Детям билетов никто не покупает вообще. И в голову такая глупость прийти не может! А деток в семьях бывает до пятнадцати, что многократно увеличивает плотно спрессованную человеческую массу в обычном индийском поезде, а мелюзга кричит, вопит, копошится бесцеремонно пролезая по чужим рукам и ногам к туалетам по мере естественных надобностей и обратно. Но детей одёргивать в Индии не принято и гвалт стоит оглушительный. Обнадёживает, что туалетов тоже больше, чем у нас: четыре на каждый вагон.

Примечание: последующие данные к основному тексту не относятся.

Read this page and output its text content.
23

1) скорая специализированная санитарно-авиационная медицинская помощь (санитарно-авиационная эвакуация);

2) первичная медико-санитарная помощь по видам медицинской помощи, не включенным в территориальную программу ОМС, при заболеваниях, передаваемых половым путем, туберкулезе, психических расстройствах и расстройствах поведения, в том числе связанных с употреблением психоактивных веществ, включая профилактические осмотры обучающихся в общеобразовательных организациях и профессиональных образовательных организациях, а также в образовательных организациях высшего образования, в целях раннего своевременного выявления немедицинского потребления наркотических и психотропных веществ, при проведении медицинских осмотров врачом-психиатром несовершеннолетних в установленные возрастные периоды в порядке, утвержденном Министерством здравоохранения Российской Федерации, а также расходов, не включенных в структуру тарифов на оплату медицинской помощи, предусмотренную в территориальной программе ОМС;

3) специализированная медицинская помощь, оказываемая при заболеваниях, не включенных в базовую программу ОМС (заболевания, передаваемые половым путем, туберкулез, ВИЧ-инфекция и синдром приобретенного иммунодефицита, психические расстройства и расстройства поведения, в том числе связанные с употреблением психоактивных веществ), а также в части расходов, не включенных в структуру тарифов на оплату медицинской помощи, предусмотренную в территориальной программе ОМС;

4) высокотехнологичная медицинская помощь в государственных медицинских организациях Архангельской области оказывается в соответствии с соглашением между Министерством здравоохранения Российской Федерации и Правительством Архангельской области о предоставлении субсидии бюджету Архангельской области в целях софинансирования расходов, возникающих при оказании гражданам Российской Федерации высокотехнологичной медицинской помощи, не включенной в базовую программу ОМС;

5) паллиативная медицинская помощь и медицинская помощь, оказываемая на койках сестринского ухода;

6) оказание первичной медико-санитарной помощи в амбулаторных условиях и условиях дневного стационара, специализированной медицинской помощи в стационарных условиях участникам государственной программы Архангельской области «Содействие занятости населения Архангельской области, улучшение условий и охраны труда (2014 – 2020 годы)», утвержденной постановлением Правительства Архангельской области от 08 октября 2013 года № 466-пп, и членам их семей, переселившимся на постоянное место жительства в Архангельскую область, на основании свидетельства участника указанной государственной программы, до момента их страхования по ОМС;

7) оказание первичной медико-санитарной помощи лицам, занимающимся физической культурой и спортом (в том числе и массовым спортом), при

Однако, свою полку, вагон и вообще поезд надо сначала найти. В крупных городах на огромных вокзалах, платформы исчисляются десятками. Надо и переходы над рельсами как-то обнаружить, а ещё сумка со всеми вещами. Механический голос пробиваясь сквозь шум и треск, объявляет о прибытии и отбытии поездов. Невозможно разобрать на каком из двух языков (хинди или английский?) прозвучало объявление.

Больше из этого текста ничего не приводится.